You can find out what prices are charged by your competitors where this information is publicly available, but you must not discuss with rivals their future prices or pricing intentions.

If you are approached to join an illegal arrangement, reject the approach immediately and unequivocally, seek legal advice and report the incident to the CMA.

Be clear on who your competitors are

Your competitors are typically other private medical practitioners and private clinics and hospitals who offer services that patients and commissioners of care would consider substitutes for the services you offer – such as for the same procedure and in the same geographic market. 

The exception is where two or more medical practitioners form a business – for example, a group such as a limited liability partnership – and do all their private work exclusively for that business. 

Subject to certain conditions, and provided you cease your activities as a sole trader, you and your business partners are likely to be viewed as a single economic unit – known in competition law as a ‘single undertaking’ – rather than as competing businesses.

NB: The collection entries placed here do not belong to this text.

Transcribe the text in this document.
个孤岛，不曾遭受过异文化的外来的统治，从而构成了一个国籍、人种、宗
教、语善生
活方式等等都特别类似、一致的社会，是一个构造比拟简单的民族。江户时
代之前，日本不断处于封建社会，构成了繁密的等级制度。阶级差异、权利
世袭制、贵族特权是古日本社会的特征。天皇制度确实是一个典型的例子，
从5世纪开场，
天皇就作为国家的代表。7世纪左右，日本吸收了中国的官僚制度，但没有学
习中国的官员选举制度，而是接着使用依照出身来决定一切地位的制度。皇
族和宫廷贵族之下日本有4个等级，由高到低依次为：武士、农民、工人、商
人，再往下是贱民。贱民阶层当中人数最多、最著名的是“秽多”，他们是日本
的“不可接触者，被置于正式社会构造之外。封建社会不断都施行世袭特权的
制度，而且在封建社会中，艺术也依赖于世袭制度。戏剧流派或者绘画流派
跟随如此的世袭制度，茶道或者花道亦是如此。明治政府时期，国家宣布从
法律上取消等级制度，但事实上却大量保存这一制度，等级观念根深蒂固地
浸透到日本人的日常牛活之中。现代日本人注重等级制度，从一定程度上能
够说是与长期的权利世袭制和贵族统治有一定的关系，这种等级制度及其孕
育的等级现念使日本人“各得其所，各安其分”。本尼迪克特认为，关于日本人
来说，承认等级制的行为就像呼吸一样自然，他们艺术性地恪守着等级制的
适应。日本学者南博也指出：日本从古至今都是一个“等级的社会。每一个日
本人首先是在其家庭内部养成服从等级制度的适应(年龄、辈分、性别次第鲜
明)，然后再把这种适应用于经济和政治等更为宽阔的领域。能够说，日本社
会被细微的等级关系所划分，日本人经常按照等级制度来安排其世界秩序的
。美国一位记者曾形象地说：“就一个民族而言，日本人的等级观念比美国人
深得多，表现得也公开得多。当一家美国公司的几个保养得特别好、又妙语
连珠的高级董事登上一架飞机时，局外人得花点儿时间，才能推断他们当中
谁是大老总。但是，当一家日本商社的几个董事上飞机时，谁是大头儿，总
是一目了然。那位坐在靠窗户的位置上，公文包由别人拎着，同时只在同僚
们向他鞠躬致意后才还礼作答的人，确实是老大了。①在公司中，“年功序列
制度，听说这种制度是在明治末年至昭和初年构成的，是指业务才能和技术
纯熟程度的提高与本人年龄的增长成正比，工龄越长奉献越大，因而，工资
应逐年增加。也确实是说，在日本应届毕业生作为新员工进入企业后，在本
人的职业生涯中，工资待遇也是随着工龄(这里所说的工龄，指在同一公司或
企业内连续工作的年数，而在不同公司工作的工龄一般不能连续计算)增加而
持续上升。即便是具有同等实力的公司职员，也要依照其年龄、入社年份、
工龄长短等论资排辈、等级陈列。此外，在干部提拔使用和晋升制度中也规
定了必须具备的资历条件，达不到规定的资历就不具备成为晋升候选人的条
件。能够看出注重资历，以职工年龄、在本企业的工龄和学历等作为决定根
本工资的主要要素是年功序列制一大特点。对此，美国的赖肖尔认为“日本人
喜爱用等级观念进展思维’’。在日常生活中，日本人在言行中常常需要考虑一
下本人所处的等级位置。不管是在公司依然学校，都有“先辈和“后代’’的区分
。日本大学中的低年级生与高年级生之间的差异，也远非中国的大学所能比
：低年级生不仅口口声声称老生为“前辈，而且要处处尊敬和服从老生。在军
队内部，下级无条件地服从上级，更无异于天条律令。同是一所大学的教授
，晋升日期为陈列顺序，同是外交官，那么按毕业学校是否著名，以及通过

If you work for such a group, then your competitors are those medical practitioners, competing groups and private clinics who offer services that are substitutes for the services your group offers.

Agreeing fees in a group

If your group is acting as one undertaking, then an agreement about fees charged by that group is not considered an agreement between competitors. It is an internal management decision only. 

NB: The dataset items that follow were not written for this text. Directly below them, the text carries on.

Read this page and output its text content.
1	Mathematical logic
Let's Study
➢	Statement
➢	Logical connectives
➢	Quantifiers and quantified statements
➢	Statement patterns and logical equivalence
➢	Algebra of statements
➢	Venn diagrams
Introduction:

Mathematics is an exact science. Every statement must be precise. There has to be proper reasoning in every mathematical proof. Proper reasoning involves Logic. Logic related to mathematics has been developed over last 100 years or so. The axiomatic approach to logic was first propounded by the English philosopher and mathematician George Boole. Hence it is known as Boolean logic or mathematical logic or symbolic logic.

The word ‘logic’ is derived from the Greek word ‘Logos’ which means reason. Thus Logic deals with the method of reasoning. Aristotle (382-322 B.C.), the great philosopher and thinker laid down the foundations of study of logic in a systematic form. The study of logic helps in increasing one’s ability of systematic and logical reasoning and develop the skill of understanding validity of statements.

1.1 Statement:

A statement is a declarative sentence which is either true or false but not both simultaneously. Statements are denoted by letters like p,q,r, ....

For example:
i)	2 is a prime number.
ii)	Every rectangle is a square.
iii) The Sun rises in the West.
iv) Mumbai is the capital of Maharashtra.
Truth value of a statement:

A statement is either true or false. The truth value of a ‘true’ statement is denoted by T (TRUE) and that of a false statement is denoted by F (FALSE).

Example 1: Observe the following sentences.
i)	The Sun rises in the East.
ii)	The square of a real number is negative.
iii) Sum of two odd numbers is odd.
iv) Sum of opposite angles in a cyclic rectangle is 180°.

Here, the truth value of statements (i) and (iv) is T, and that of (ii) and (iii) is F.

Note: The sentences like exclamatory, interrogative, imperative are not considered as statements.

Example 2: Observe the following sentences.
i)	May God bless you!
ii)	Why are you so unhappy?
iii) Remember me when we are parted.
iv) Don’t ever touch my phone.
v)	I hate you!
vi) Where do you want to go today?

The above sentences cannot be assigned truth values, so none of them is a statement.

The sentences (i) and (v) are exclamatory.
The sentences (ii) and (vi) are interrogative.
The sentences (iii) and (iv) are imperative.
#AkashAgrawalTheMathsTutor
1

Groups and their members may wish to take specialist legal advice on whether the group constitutes a single economic unit and therefore one undertaking for competition law purposes.

Agreeing fees in a group when also working outside the group

If you also work outside the group as a sole trader, then you do not form a single undertaking with the group. 

This means that you may be directly competing with the group and/or its members if they also work outside the group as sole traders. 

If you work both within and outside a group, then consider establishing clear rules on who is allowed to receive the group’s pricing information which relates to offering similar services to customers in the same geographic market. 

For example, you could change the type of membership to limit the exchange of competitively sensitive information and the co-ordination of commercial response by competitors. 

Whatever structure is chosen, to be compliant it will need to avoid the exchange of commercially sensitive information between competitors.

Circumstances which do not pose a risk to competition law 

Competition law does not prevent you from adapting yourself intelligently to the existing or anticipated conduct of your competitors, which may include charging the same fees as other professionals in your field. 

The law does prohibit, as I have explained above, any direct or indirect contact by which a private medical practitioner may influence the commercial conduct of competitors, such as the prices they will charge.

It is important to note that there are many circumstances where private medical practitioners can co-operate and exchange information with their competitors to achieve positive outcomes for patients. 

These could include the joint purchasing of services, educational activities or exchanging information for the purpose of improving services to patients, such as offering new and additional services and extending opening hours. For more detail on this, see our specific advice: Private medical professionals: information on competition law. 

What to do if you think you may have broken the law

However, if you find yourself in a situation where you think the law may have been broken, there are significant benefits to coming forward and being one of the first to report the illegality – provided you fully co-operate with a CMA investigation. This can include avoiding being fined. 

Even after an investigation has started, you can still benefit from reduced fines through our leniency programme. 

Individuals may also be eligible for immunity from prosecution and director disqualification if they come forward independently and co-operate with us.

If you think you could be at risk of breaking the law, always seek independent legal advice.